Data Breaches Are a Much Bigger Problem Than You Thought
Data breaches have become a familiar headline in the news cycle, and if new research is any indication, perhaps it’s time we all started being a little less trusting of businesses with our important information.
A new report from the Ponemon Institute has revealed that a very large number — 43 percent, to be exact — of companies have experienced a data breach within the past year. We’ve heard about the big names dropping the ball when it comes to securing customer data, like Target and Home Depot, but this report really puts a scope on just how widespread the problem actually is. “The Second Annual Study on Data Breach Preparedness,” released late last month, also revealed that data breaches increased by 10 percent from 2013 to 2014, although more companies are putting countermeasures into place.
The research was conducted by surveying 567 executives in the U.S., and asked how prepared they felt that their respective firms were for data breaches and similar issues.
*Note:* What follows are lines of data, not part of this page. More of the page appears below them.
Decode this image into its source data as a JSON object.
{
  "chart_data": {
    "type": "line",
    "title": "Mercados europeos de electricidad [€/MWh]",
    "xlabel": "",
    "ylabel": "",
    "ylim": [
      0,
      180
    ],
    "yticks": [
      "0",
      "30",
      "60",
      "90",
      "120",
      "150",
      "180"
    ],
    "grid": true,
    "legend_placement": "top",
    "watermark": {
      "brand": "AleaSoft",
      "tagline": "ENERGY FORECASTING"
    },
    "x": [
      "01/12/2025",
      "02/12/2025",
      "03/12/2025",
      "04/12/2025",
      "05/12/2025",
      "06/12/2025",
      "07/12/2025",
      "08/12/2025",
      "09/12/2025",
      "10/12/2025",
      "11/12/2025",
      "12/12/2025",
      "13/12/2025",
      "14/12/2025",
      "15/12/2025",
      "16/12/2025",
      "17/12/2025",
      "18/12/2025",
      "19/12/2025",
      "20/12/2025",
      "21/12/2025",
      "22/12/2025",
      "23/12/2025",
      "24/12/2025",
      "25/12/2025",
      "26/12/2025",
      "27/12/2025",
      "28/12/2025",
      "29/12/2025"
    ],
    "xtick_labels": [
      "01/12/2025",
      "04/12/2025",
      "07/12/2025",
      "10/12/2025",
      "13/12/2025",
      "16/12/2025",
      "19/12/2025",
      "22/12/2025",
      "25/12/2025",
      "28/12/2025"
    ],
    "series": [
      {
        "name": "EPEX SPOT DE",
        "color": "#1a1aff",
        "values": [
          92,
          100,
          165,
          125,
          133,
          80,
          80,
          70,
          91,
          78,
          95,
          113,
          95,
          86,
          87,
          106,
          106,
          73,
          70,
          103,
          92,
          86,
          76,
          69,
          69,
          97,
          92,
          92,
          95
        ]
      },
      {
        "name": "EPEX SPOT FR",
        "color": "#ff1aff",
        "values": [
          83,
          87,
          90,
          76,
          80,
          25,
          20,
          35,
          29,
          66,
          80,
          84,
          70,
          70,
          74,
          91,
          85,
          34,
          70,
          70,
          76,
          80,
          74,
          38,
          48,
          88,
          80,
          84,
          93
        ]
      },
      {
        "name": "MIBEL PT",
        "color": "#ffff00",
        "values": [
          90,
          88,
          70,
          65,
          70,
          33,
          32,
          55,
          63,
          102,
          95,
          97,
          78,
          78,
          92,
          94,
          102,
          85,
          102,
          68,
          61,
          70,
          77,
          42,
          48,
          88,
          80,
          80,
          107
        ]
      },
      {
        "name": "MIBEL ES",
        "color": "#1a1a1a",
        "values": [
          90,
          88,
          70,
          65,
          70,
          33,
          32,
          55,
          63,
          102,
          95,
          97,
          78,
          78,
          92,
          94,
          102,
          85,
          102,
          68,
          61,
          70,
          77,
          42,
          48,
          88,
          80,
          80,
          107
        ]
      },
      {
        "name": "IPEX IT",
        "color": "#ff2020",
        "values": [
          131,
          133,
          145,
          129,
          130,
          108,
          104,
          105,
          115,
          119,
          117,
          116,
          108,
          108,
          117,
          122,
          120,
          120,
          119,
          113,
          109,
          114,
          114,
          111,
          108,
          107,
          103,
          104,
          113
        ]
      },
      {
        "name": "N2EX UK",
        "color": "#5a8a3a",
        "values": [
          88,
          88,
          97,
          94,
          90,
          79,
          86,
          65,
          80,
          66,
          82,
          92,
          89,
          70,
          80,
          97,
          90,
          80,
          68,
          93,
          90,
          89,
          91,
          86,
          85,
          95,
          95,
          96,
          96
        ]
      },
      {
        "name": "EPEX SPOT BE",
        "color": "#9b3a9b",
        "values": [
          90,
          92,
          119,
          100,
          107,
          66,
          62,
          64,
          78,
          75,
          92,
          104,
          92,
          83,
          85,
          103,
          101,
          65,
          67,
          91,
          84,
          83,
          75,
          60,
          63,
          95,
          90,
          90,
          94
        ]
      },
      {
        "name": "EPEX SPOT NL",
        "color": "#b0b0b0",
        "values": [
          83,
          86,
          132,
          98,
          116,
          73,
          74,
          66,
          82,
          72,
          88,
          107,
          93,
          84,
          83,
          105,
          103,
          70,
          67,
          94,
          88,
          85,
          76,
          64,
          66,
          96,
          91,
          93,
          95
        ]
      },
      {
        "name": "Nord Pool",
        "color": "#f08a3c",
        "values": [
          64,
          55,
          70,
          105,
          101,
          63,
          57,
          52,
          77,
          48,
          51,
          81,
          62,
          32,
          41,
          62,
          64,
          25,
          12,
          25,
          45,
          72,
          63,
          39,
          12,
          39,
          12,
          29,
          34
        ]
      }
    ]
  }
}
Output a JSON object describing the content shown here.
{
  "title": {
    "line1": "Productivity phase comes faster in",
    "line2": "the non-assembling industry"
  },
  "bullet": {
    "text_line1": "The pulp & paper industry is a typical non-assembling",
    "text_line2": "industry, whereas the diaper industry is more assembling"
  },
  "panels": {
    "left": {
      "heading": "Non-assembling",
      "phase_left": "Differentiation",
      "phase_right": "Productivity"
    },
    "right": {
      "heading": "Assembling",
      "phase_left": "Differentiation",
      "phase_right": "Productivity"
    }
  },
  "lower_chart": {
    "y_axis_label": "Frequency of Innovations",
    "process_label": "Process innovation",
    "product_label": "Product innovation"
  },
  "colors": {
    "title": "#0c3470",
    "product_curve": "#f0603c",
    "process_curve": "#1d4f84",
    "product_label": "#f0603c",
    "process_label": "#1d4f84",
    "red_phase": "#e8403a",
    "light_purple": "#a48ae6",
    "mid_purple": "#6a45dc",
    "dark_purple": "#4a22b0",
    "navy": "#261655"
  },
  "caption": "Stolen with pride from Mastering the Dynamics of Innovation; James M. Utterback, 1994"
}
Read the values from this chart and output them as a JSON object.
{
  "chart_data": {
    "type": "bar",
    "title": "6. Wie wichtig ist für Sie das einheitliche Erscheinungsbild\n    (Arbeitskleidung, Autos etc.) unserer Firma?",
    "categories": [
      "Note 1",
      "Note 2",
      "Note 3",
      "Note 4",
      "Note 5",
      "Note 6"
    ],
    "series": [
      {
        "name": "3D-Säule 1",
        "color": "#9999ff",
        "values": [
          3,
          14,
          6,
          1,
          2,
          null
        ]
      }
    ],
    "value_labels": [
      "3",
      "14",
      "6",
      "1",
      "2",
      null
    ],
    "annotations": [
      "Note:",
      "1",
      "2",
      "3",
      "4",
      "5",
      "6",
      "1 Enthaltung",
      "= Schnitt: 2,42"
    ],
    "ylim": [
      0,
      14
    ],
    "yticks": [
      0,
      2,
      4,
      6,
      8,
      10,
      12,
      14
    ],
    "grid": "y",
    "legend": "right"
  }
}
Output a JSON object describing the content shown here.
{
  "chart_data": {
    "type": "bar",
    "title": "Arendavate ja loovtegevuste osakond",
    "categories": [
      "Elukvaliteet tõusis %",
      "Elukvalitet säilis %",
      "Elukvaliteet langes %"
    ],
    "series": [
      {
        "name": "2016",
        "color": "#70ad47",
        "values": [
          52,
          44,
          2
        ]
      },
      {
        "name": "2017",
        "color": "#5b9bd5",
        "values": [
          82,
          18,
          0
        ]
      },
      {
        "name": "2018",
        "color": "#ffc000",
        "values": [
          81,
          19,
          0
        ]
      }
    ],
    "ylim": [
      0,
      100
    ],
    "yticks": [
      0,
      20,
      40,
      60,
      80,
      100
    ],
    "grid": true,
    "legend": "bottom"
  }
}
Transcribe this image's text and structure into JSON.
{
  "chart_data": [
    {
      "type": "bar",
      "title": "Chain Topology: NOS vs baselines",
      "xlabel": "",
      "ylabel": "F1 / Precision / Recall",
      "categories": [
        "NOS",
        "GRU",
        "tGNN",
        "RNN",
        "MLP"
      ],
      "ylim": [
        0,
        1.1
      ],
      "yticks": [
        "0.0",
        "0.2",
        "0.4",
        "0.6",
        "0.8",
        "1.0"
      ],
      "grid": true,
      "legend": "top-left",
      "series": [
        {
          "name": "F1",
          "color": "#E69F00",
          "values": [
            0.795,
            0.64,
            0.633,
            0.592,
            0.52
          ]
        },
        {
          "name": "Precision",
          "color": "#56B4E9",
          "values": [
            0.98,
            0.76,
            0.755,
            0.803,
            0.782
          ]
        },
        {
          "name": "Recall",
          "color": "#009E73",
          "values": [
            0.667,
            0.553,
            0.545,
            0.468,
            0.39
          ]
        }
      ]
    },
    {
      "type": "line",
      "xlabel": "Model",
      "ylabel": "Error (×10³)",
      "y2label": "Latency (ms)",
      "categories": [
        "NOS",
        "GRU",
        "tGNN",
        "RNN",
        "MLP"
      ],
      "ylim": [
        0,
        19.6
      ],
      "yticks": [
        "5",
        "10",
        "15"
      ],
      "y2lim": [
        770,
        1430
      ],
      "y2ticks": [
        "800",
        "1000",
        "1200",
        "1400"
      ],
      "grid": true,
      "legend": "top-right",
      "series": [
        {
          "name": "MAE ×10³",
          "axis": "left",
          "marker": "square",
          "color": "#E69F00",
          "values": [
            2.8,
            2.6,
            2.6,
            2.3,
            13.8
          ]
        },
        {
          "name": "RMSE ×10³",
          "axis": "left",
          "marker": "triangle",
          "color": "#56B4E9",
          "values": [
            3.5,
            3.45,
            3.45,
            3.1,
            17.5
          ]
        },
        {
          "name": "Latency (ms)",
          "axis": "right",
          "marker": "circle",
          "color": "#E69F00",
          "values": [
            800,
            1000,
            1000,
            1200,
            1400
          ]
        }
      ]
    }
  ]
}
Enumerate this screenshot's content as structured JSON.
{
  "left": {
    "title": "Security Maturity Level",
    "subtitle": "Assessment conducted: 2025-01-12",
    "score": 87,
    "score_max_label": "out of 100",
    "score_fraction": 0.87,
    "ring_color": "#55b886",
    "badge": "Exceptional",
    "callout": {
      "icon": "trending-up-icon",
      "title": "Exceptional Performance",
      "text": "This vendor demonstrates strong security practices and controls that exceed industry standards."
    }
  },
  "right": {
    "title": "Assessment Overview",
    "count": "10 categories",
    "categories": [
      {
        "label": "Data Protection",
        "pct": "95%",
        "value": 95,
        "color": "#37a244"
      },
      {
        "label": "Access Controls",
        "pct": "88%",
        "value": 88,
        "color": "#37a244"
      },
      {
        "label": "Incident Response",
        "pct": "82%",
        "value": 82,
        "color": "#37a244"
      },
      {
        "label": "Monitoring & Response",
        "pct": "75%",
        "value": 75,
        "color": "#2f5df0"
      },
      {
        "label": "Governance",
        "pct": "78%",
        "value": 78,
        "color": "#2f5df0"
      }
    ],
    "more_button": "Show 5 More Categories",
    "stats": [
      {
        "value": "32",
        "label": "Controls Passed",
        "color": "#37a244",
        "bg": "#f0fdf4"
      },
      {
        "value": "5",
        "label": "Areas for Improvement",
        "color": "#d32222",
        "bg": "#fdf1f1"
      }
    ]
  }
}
While it was found that more companies are starting to take the threat seriously by putting response plans and teams into place, the number of actual breaches has still gone up.
“This research reveals that companies are making some positive changes. However, many companies are deficient in governance and security practices that could strengthen their data breach preparedness,” the study reads. “These include: keeping the data breach response plan up-to-date, conducting risk assessments of areas vulnerable to a breach, continuous monitoring of information systems to detect unusual and anomalous traffic, and investing in technologies that enable timely detections of a security breach.”
As far as the actual cost of these security lapses, the study says that each individual lost or stolen record averaged out at $201. Obviously, this can end up being an extremely expensive problem for many companies, which is likely why more and more are starting to put countermeasures in place to help absorb the damage — or stop intrusions before they start.
Despite companies ramping up efforts to curb data breaches and intrusions, there is still a long way to go. Most of those surveyed did not express confidence in their company’s ability to properly handle such situations, and a whopping 68 percent agreed that their firms would not even know how to handle the negative press and public opinion that would follow in the wake of a breach. That’s something that’s going to need to change, especially since both the size and frequency of intrusions seems to be increasing.
“Particularly beginning with last quarter in 2013, and now with all the retail breaches this year, the size had gone exponentially up,” said Experian’s data breach resolution group vice president Michael Bruemmer, according to USA Today.
As for what the main cause behind these instances of lost data, Bruemmer says that more often than not, it’s due to negligence on the part of employees. However, there are a lot of ways information could potentially get out. “It could be from someone giving out their password, someone being spear-phished, it could be a lost USB, it could be somebody mishandling files, it could be leaving the door to the network operations center open so someone can walk in,” he said.
Perhaps just as troubling is the fact that while many companies may have plans in place to deal with data breaches, not very many executives feel that they are very effective. The chart above, taken directly from the report itself, illustrates that only 30 percent of respondents felt that their company’s plans were ‘effective’ or ‘very effective,’ while another 30 percent felt that they were not effective at all.
Perhaps that has its root in an unwillingness to actually go back and update said plans, or even review them on an annual basis. The second chart above shows that an incredible 37 percent of respondents said that their firm’s plans had not been reviewed or updated since they were put into place, and another 41 percent said they there is no set time table to do so. Obviously, as these plans become stale, vulnerabilities can be found and exploited, highlighting the need for constant monitoring and updating.
As far as what can actually be done to help solve the issue, the responsibility is going to come down to individual businesses to make sure it’s doing everything it can to protect its customers. Since a great deal of these breaches involve customer credit card data, if companies end up losing the trust of its consumer base, it could end up hitting their bottom line as sales are lost. The Ponemon Institute does outline several suggestions, including frequent reviews for response plans, executives taking leadership in developing and instituting those plans, increasing employee training, and clearly defining employee roles and responsibilities as they pertain to security.
As attacks on databases continue to grow in frequency and ferocity, watching out for consumers’ data will need to become a priority. While many companies never really thought that responsibility would fall on its shoulders, it has. Now it needs to develop strategies to keep it under lock and key. While the numbers show that more businesses are taking the threat seriously, it’s obvious that its efforts have so far fallen short.
For consumers, make sure you’re shopping at retailers you trust with your data, and constantly update your own passwords and information as well. Also, keep a close eye on your statements. If all else fails? Use cash.